Originally posted by Ardje
View Post
And yes, it is setting up: you prepare the image at a board specific memory position, and hand over the pointer to the kernel.
On ARMv8 everything needs to be decompressed by the bootloader as well, and the bootloader also needs to know the more esoteric compression algorithms. ARMv8 also doesn't allow concatted initramfs images AFAIK.
I mean, the bootROM only executes raw code from some source (loading it to RAM first or not, usually yes nowadays). It's far too dumb to load an actual OS, and it's not supposed to. From that point on the bootloader can do whatever it wants.

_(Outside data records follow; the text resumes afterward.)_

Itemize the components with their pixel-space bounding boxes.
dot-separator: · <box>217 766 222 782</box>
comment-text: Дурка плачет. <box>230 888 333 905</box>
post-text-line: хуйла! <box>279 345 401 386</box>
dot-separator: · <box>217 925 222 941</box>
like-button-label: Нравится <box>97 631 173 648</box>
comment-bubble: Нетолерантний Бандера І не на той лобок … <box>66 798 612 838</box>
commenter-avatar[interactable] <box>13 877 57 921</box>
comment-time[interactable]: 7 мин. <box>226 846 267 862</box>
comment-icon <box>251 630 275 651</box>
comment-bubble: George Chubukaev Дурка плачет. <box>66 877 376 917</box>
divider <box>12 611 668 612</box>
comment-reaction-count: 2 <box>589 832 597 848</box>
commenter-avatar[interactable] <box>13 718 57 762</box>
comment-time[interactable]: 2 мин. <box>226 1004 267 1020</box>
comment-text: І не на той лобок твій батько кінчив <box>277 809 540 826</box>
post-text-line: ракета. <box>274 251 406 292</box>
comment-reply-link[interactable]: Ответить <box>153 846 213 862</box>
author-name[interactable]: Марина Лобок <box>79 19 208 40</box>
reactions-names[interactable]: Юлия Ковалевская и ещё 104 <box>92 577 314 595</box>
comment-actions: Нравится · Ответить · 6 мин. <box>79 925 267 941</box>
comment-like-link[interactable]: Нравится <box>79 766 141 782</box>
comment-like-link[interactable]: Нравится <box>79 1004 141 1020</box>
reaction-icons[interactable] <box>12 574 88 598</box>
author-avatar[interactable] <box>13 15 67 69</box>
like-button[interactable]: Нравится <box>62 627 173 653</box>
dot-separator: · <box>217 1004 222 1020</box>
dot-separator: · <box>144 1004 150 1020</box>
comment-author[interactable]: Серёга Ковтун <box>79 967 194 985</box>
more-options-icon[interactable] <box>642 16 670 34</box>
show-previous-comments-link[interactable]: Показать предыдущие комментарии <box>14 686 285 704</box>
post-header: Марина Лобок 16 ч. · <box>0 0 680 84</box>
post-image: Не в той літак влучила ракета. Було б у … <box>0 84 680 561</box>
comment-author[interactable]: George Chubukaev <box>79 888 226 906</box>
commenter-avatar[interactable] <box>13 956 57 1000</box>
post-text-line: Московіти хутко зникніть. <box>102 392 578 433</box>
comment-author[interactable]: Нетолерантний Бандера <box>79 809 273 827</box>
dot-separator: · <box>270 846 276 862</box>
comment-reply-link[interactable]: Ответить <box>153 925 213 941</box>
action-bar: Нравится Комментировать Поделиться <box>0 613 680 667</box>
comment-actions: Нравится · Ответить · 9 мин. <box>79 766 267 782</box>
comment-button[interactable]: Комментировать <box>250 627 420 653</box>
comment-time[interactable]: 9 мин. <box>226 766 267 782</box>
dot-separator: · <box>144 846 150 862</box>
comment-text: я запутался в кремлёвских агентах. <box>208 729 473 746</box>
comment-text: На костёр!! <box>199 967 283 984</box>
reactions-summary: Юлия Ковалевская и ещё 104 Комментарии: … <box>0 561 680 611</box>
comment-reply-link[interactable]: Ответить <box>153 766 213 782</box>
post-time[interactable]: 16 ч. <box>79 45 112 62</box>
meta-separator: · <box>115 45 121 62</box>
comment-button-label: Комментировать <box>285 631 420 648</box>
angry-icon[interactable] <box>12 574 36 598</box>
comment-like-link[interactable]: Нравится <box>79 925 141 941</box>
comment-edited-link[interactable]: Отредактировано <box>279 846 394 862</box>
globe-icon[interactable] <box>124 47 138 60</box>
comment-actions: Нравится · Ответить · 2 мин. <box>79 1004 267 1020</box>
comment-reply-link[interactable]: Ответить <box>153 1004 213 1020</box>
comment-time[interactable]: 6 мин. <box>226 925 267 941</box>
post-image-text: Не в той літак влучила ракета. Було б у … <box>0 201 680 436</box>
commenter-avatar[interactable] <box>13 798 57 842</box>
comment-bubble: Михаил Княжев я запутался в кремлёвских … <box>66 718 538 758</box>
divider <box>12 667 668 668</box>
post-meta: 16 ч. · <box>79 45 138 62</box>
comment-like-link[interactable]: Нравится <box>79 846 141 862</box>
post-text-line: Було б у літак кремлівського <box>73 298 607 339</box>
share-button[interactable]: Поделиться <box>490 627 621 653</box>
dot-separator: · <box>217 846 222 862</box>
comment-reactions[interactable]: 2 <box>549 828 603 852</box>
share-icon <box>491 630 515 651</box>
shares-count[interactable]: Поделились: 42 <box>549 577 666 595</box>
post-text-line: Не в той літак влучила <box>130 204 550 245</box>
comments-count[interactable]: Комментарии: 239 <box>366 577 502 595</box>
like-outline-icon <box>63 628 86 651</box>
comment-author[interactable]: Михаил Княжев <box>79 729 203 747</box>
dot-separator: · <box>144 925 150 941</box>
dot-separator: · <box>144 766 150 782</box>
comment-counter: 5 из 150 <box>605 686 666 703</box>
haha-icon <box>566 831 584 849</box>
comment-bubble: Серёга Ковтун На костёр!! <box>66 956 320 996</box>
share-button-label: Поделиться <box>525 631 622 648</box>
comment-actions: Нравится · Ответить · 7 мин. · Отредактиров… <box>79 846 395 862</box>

an example of initramfs boot on ARMv8 http://weng-blog.com/2017/03/ARMv8-manual-boot/
Anyway: the Arm's I know probably load the first stage bootloader in cache, because you can't initialize a memory controller if you have no clue about how it is attached.
I've seen enough cases of L2 caches being disabled on boot while RAM most definitely was usable, and caches had to be enabled by the u-boot bootloader by writing some magic to a register.
My intel NAS
If it's x86 then all the initialization is done by FSP blobs and redboot is just a bootloader tasked to load a kernel.
the point is: redboot initializes memory to be able to download to.
Final point: generically a SoC doesn't know the memory that's connected to it, so it would be unable to initialize and use it,
There is a 99.9% chance that if you can download to memory it is by using a second stage bootloader like uboot's (pre) init that has already initialised memory. Or uboot is the third stage bootloader.
Look at the output, it has initialized RAM and it knows its size
HELLO!
BOOT0 is starting!
boot0 version : .3.0
dram size =1024
Succeed in opening nand flash.
Succeed in reading Boot1 file head.
The size of Boot1 is 0x00036000.
The file stored in 0X00000000 of block 2 is perfect.
Check is correct.
Ready to disable icache.
Succeed in loading Boot1.
Jump to Boot1.
On RPI the main CPU loads the second stage from microsd, which in turn initialises memory and then continues loading, and finally starts the application processor (the ARM part).